Der große Kritikpunkt ist hingegen der ungewöhnlich schwache Einstieg ins Spiel. Direkt zu Beginn muss man gleich mal eine peinlich-schwache Dialogsequenz überstehen. Silvia muss drei mal die richtige Antwort aus zwei Dialog-Optionen wählen, um James zu überrumpeln. Liegt man falsch, gibt es eine Weißblende und man muss es eben noch mal von Vorne versuchen. Es handelt sich also um eine reine Trial & Error-Angelegenheit, welche unangenehme Erinnerungen an das Auto-Verfolgungsjagd-Ratespielchen aus Akt I weckt. Damit hat Akt II gleich mal zum Start weg einen sehr schlechten Eindruck bei mir hinterlassen. Leider kommen wenig später dann noch weitere dieser Ratespielchen hinzu. Zumindest Silvias Abschnitte nerven immer wieder mal mit so etwas herum. Außerdem fühlt sich Akt II noch mal deutlich linearer an, und das obwohl man ab und zu zwischen zwei Charakteren wechseln darf.
Abgesehen davon wird aber wieder solides, wenn auch dezent unspektakuläres Adventure-Gameplay geboten.
Grafik und Sound
Noch vor dem Spielstart öffnet sich ein kleines Fenster, in dem man einige Grafik-Einstellungen vornehmen kann. So werden zwei Auflösungsstufen geboten, welche sich Full HD (1920×1080) und Legacy (1280×720) nennen. Darüber hinaus kann man noch Antialiasing in den Stufen 2, 4 und 8 aktivieren, um die Kanten der so oder so mäßig modellierten 3D-Charaktermodelle zu glätten. Was die Sprachausgabe anbelangt darf man Englisch oder Italienisch anwählen. Wirklich wichtig ist hier jedoch die Wahl der Auflösung, denn auch wenn „Full HD“ natürlich wesentlich besser aussieht als „Legacy“, so bezahlt man die hohe Auflösung mit unangenehm langen Ladezeiten, welche angesichts dessen, dass hier eigentlich nur Renderbilder und schlechte 3D-Modelle geladen werden, nicht wirklich nachvollziehbar sind.

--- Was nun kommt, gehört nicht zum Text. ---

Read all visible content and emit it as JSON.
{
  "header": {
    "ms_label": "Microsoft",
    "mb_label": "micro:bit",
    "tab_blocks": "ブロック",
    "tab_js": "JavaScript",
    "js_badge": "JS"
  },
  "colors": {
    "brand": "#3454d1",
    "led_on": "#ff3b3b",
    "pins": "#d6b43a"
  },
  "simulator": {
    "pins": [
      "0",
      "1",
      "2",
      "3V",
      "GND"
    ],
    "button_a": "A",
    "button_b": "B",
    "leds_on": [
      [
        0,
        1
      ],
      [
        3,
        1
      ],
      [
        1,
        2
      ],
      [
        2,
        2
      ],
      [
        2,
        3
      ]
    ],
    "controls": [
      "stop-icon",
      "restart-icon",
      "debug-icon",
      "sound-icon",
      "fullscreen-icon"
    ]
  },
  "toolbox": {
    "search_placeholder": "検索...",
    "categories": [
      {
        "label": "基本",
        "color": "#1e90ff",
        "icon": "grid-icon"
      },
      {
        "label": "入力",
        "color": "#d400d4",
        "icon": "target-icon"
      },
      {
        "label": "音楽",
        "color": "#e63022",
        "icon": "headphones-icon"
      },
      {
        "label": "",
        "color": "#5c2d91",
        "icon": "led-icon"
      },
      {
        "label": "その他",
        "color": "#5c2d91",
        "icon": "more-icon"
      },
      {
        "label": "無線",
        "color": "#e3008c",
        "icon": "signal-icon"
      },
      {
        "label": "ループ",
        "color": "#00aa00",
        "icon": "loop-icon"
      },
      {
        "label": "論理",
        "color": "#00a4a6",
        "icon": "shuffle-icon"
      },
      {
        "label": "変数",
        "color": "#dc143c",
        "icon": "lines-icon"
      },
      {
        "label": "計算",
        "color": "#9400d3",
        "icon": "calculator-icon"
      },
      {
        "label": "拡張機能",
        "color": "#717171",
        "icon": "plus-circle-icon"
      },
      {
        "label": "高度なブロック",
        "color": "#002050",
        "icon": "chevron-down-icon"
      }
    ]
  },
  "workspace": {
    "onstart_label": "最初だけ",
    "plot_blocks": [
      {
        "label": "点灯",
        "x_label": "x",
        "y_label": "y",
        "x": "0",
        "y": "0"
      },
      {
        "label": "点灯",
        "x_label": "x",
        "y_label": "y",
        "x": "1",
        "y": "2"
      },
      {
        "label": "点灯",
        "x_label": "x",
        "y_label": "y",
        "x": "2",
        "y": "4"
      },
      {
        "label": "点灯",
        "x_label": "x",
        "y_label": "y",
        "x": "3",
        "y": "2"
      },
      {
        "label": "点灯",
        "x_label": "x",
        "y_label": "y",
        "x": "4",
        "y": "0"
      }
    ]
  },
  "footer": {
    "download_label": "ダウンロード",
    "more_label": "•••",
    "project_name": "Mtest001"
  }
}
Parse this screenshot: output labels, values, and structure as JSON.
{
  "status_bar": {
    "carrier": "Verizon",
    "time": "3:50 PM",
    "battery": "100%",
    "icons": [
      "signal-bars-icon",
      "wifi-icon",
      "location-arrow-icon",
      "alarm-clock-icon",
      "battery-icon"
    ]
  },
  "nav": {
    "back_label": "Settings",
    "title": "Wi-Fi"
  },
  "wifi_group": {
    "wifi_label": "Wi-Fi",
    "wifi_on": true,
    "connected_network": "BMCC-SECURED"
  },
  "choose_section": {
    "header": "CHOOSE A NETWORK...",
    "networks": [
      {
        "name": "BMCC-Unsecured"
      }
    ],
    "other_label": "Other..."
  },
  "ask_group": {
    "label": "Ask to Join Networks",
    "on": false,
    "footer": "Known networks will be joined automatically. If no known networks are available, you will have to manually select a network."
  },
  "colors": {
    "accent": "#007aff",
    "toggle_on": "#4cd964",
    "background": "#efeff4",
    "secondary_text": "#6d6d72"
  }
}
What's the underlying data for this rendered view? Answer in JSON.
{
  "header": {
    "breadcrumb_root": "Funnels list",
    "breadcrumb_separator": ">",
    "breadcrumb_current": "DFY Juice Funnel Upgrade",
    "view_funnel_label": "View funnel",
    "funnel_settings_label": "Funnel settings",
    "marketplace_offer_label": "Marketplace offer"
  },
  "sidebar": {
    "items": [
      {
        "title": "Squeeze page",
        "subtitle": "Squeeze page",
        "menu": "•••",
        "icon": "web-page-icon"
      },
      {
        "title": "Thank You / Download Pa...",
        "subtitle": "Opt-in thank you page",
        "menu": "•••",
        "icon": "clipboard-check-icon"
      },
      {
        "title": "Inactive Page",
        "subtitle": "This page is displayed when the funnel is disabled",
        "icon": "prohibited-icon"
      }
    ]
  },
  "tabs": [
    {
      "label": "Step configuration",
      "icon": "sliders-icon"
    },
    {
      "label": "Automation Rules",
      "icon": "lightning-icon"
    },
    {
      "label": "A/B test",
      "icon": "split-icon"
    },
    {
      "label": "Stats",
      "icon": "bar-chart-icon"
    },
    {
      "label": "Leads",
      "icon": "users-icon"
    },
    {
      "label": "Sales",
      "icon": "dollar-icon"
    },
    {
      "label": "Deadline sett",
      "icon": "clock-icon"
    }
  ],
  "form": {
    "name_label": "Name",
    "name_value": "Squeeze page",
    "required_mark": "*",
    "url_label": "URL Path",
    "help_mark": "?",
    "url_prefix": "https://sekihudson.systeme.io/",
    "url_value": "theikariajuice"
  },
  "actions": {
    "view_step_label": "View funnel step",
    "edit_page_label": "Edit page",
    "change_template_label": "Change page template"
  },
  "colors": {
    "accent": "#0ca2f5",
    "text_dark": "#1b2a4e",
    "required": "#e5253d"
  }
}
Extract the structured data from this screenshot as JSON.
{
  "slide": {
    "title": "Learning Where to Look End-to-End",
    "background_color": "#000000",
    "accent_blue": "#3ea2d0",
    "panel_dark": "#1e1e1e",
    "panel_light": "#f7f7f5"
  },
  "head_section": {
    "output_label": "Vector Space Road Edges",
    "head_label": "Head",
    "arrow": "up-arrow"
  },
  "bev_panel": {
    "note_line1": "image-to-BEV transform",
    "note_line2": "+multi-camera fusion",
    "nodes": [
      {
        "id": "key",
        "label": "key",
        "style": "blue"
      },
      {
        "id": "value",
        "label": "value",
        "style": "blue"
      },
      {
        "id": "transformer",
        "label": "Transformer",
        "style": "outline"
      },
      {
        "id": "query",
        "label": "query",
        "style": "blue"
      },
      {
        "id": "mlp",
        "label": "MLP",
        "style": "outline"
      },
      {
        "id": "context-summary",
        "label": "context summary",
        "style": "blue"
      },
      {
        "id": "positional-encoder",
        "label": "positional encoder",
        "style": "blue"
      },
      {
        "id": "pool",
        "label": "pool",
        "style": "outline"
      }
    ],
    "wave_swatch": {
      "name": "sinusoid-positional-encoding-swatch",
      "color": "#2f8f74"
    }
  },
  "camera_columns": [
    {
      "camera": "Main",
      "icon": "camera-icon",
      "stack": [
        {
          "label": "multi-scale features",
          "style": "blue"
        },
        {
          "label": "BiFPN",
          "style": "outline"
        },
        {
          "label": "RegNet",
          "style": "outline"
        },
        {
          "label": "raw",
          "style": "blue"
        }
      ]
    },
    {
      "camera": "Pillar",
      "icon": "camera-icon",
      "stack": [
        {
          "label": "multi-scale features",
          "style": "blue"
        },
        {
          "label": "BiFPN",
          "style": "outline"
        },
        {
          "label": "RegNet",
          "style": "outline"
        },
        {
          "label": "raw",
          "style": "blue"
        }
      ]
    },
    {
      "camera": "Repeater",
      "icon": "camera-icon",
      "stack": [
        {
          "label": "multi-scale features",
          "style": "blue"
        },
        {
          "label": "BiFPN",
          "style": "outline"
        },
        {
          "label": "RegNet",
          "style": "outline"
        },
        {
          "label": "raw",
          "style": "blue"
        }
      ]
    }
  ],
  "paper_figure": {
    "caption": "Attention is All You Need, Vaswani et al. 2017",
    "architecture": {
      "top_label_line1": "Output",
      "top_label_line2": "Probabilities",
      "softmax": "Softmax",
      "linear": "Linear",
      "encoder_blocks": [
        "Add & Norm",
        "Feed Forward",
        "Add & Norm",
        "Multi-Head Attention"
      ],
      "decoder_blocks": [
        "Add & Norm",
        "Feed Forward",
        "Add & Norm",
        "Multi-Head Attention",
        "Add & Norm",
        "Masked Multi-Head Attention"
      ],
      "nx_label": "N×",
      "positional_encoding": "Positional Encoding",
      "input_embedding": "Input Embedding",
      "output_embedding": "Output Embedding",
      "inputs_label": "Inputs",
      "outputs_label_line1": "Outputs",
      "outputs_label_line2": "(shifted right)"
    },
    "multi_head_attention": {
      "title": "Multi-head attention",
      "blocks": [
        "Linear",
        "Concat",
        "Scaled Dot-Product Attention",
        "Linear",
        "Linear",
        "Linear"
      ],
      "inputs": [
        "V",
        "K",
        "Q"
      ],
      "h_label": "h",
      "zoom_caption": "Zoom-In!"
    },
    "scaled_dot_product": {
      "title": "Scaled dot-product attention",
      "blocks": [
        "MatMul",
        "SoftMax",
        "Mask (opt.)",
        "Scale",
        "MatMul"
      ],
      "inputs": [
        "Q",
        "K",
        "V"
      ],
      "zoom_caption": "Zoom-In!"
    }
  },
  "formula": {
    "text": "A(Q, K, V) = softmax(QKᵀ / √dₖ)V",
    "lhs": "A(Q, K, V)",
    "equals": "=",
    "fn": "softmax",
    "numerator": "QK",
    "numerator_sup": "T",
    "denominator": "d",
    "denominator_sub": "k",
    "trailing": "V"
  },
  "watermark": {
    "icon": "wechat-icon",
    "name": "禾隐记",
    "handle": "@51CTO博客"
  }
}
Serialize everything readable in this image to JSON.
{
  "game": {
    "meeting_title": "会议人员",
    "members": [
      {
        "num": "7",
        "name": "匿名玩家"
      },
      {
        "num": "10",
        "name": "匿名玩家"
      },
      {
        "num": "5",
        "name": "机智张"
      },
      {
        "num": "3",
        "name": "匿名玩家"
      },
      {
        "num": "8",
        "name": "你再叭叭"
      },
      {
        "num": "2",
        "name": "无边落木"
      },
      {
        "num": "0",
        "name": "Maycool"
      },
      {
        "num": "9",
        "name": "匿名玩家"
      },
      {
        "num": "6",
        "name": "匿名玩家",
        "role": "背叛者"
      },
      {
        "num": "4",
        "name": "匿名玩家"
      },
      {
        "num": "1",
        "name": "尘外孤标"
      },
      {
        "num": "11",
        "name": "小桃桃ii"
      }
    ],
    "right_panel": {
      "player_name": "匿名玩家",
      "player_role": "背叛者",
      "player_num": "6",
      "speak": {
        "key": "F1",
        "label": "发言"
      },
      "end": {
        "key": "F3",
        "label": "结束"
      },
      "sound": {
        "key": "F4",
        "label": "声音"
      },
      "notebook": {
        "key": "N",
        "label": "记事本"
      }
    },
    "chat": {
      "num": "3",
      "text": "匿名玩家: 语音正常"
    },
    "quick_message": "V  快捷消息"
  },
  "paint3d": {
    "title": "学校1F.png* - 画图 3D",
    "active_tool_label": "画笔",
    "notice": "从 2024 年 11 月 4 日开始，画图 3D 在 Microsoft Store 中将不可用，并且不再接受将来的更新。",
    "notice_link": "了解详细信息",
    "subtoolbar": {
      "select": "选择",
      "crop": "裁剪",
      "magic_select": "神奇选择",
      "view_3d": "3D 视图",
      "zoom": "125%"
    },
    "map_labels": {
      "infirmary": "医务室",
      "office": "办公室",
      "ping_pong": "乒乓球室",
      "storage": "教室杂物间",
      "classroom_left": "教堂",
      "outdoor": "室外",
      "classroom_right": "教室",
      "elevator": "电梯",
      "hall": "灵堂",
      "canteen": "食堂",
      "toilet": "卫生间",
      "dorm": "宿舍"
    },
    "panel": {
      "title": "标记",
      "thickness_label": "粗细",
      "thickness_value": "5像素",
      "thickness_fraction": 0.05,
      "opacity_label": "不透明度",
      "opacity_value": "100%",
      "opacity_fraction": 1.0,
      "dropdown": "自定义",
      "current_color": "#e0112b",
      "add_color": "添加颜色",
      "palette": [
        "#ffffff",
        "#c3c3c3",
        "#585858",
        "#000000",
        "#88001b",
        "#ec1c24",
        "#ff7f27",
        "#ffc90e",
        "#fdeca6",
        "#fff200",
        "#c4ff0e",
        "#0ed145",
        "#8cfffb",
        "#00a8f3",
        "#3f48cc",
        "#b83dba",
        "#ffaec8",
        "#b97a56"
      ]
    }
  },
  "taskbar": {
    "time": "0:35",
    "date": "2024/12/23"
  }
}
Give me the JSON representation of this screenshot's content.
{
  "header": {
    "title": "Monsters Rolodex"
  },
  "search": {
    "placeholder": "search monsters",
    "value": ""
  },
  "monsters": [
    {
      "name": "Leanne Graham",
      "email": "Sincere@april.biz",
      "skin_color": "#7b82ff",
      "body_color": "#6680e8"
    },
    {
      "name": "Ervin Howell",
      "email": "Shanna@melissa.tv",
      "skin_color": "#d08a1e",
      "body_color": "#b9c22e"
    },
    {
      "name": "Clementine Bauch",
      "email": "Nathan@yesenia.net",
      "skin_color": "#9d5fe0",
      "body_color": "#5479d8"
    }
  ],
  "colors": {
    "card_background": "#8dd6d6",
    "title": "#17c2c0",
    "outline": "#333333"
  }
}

Ärgerlich ist weiterhin, dass die Framerate des Spiels in einigen der neuen Locations einknickt und die Fortbewegung der Spielfigur somit abgehackt wirkt, was dann wirklich mies aussieht. In technischer Hinsicht kann „Akt II: Zorn“ also echt nicht mehr überzeugen. Die Tatsache, dass hier viele Ortschaften aus dem ersten Akt recycelt werden, hilft da freilich auch nicht weiter. Nur ca. die Hälfte der Ortschaften, die man zu Gesicht bekommt sind wirklich neu, was einen weiteren bitteren Nachgeschmack hinterlässt.
Positiv sind hingegen die detailliert gezeichneten Renderbilder, welche jedoch ohnehin zum Standard im Genre gehören, sowie das gefällige Comic-Artwork, welches an Franco-Belgische Comics wie XIII oder Largo Winch erinnert.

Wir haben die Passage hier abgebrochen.